To recognize scientists, journalists, and public servants for significant contributions to science and to the public’s understanding of science, the Association administers the awards listed below. All awards are presented at the AAAS Annual Meeting immediately following the award year.
2002 Award for Public Engagement with Science Recipient
2002 Award Recipients
AAAS Award for Public Understanding of Science & Technology
This year’s recipient of the AAAS Award for Public Understanding of Science and Technology is Dr. Bassam Shakhashiri. He is honored for his tireless commitment to educating the public, especially children, about the nature and wonder of science.
“Scientist by training, teacher and public servant by trade, advocate by conviction, optimist by nature”—how Dr. Bassam Shakhashiri describes himself.
In 1995, the Encyclopedia Britannica’s Yearbook of Science and the Future called Shakhashiri the “reigning dean of lecture demonstrations.” Trained as a chemist, Shakhashiri received his undergraduate degree in chemistry from Boston University in 1960 following a few years at the American University in Beirut. By 1968, he had received both his master’s and doctoral degrees in chemistry from the University of Maryland. Shakhashiri’s scholarship is well-documented in his classic four-volume series, Chemical Demonstrations.This collection of dozens of lecture demonstrations, provided in complete scientific detail and with appropriate safety and usage information, is widely regarded as the definitive source for such information.
As a teacher and public servant, Shakhashiri has held positions at Bowdoin College, the University of Maryland, the University of Illinois-Urbana, and the University of Wisconsin. He also served as the assistant director of the National Science Foundation’s Directorate for Science and Engineering Education from 1984 to 1990 where he directed the design and administration of a wide variety of programs to improve all levels of education in mathematics, engineering, and the sciences. Since his return to the University of Wisconsin in 1990, Shakhashiri has taught introductory chemistry courses to more than 600 students annually.
As an advocate of science education, Shakhashiri founded the Institute for Chemical Education in order to bring effective, modern instructional materials and methods to the broader teaching community. He created the Science is Fun! program to bring science to K-12 students and teachers and has initiated the Conversations in Science Series, which connects research scientists at the University of Wisconsin to secondary education classrooms. Few secondary professional development opportunities have been as successful.

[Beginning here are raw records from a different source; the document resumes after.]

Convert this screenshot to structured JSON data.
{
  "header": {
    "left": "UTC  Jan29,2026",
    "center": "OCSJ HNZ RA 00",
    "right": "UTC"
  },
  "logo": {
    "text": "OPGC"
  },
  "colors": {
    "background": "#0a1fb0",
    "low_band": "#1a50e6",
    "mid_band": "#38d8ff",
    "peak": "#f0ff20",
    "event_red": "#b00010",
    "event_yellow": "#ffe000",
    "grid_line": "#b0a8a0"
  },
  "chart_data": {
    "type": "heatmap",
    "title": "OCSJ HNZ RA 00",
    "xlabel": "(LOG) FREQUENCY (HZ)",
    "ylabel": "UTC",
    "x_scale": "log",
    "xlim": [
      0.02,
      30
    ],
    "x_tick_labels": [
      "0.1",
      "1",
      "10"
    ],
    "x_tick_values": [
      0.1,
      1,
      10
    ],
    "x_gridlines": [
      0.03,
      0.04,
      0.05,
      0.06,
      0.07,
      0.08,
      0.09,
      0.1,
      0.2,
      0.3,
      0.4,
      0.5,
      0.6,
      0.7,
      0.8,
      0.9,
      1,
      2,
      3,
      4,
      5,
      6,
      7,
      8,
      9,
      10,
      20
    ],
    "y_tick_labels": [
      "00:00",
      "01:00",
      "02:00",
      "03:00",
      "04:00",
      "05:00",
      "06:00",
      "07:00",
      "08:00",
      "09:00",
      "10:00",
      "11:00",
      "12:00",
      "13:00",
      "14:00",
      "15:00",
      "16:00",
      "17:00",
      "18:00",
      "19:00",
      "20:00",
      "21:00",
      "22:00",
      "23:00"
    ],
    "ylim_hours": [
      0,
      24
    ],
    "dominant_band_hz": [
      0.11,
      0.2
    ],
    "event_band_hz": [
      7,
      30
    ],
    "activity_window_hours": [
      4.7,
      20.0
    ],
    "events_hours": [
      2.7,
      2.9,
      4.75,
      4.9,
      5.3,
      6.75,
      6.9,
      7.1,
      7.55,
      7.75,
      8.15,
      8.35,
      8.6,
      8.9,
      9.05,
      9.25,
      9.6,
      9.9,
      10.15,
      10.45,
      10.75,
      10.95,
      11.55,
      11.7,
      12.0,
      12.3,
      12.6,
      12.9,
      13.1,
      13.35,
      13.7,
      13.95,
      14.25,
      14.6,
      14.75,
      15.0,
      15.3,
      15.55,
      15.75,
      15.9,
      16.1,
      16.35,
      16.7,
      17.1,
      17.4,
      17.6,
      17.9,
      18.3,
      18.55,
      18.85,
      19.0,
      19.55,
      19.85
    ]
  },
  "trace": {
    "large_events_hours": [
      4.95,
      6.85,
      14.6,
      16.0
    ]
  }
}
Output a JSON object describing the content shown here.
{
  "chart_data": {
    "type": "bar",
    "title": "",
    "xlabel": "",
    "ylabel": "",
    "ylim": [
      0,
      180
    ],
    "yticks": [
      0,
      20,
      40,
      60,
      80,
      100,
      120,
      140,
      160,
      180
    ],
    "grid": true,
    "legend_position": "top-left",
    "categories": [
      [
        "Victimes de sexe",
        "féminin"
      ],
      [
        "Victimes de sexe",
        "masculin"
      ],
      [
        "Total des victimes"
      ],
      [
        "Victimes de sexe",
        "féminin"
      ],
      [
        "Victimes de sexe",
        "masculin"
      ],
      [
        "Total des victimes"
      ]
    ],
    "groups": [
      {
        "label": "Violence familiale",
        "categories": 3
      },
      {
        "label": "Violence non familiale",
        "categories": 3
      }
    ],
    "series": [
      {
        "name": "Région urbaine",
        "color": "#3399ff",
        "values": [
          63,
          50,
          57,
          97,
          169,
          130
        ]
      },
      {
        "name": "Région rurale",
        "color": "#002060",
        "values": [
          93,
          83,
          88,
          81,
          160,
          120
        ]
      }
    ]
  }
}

What Shakhashiri may be most famous for is his annual program, “Once Upon a Christmas Cheery, in the Lab of Shakhashiri,” seen across the country on television and in venues like the Smithsonian, the National Academy of Sciences, and the halls of Congress.These demonstration lectures, modern versions of the celebrated presentations made by British scientist Michael Faraday, have formed the basis for an interactive chemistry exhibit seen by many thousands of visitors at the Chicago Museum of Science and Industry. Professor Shakhashiri has given about 1,000 invited lectures and presentations throughout the world; he has been featured in magazines and newspapers, national and local; and he has appeared on television and radio, always avowing that science is indeed fun!